Sorry to hear you were having a tough time waiting, but glad to hear things were not as bad as you thought. Hang in there and remember your daughter and your boyfriend need you as much as you need them.
Counseling would be helpful if you can find it and afford it. I take my son with me and let him wander around the room will I talk with my therapist though this will change as he gets older. Also do not settle for an okay therapist, get one that you can talk to and are comfortable with. That makes a big diference in how sucessful the sessions will be.
You need to remind yourself that you are smart, pretty and caring person. These are great qualties to have. I of course do not know you but am infering this from other posts you have made. I know caring for a “special needs” child ( I hate that label and all the other ones too) is one of the hardest jobs anyone can ever do. It takes alot out of you and you also have that constant worring about what will my child eventualy be able to accomplish. Tough to deal with along with the standard problems we all encounter in our lives.
The fact that you are trying to address your self esteem issues shows to me that you will eventually put them behind you. The people who ignore their problems are the ones that I do not resolve them.
Slight sidetrack:
My son had an IEP last Monday and they had good news/bad news. Damn I hate that.
Ian is making great progress but because he is progressing he is now not eligeble for summer school.
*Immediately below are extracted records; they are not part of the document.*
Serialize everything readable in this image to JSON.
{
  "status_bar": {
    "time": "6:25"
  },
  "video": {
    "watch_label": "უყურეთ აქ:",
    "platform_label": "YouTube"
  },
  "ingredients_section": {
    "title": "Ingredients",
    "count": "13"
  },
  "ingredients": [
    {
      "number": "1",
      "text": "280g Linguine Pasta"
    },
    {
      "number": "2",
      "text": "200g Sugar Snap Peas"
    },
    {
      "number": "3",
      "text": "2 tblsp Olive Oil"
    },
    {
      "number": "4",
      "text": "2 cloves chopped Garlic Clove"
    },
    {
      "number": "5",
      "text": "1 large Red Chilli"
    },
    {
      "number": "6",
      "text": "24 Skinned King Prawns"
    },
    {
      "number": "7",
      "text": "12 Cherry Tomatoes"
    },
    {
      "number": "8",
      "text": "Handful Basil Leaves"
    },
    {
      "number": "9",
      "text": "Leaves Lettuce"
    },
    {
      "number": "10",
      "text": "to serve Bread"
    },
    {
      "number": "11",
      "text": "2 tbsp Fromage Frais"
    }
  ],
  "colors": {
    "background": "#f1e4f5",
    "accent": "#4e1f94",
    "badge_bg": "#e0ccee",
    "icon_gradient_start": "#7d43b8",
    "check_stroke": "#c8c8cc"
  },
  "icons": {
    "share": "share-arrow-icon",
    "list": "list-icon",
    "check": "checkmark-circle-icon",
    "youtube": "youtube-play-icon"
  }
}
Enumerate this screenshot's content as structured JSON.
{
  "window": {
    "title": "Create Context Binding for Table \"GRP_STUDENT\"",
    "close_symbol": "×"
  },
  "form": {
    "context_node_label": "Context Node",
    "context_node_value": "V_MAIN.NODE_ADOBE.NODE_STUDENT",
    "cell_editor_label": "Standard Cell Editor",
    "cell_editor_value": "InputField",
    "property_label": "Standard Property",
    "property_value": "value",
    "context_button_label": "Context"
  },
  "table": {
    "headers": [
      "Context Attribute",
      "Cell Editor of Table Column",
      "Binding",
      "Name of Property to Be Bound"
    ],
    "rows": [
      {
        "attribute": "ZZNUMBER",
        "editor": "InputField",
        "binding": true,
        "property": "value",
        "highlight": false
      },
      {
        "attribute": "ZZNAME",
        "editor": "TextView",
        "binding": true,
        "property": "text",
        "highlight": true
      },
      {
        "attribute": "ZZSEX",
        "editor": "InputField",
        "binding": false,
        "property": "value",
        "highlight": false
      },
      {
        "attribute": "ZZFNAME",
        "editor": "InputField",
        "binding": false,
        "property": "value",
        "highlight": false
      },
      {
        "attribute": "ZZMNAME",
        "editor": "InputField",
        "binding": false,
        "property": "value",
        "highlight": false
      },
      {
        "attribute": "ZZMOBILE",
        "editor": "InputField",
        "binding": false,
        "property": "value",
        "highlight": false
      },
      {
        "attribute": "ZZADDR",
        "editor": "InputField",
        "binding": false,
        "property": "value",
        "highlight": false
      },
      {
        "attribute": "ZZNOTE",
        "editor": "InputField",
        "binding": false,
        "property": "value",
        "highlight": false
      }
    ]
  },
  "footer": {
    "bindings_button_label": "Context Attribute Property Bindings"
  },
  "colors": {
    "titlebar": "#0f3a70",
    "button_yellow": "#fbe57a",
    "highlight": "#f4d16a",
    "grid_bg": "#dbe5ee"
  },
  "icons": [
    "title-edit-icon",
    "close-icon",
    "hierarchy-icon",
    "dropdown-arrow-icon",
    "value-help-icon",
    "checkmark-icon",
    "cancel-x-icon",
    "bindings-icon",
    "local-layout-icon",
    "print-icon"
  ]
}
WHAT??? Also Ian has now mastered the pincer grasp and can pickup skittles one at a time though he does not eat them.
While I was in thearpy last year my doctor recomended this book (Amazon link) to me.
It was written well below my reading level and it got a little too mystical for me at the end but it did address several issues I had and from reading your posts I think you are kind of in the same boat I am.
You are going to have to work on the assuming thing. I did. It was hard to overcome the training I had given myself for all my life and I still have to stop myself but it is getting less and less frequent.
Like I’ve stated before, Dopers rock! Thank you all for your good vibes and support, and I will take the advice of getting someone professional to help me unlearn all the crap I tell myself. I think I have a lead on someone. I’ll keep you posted.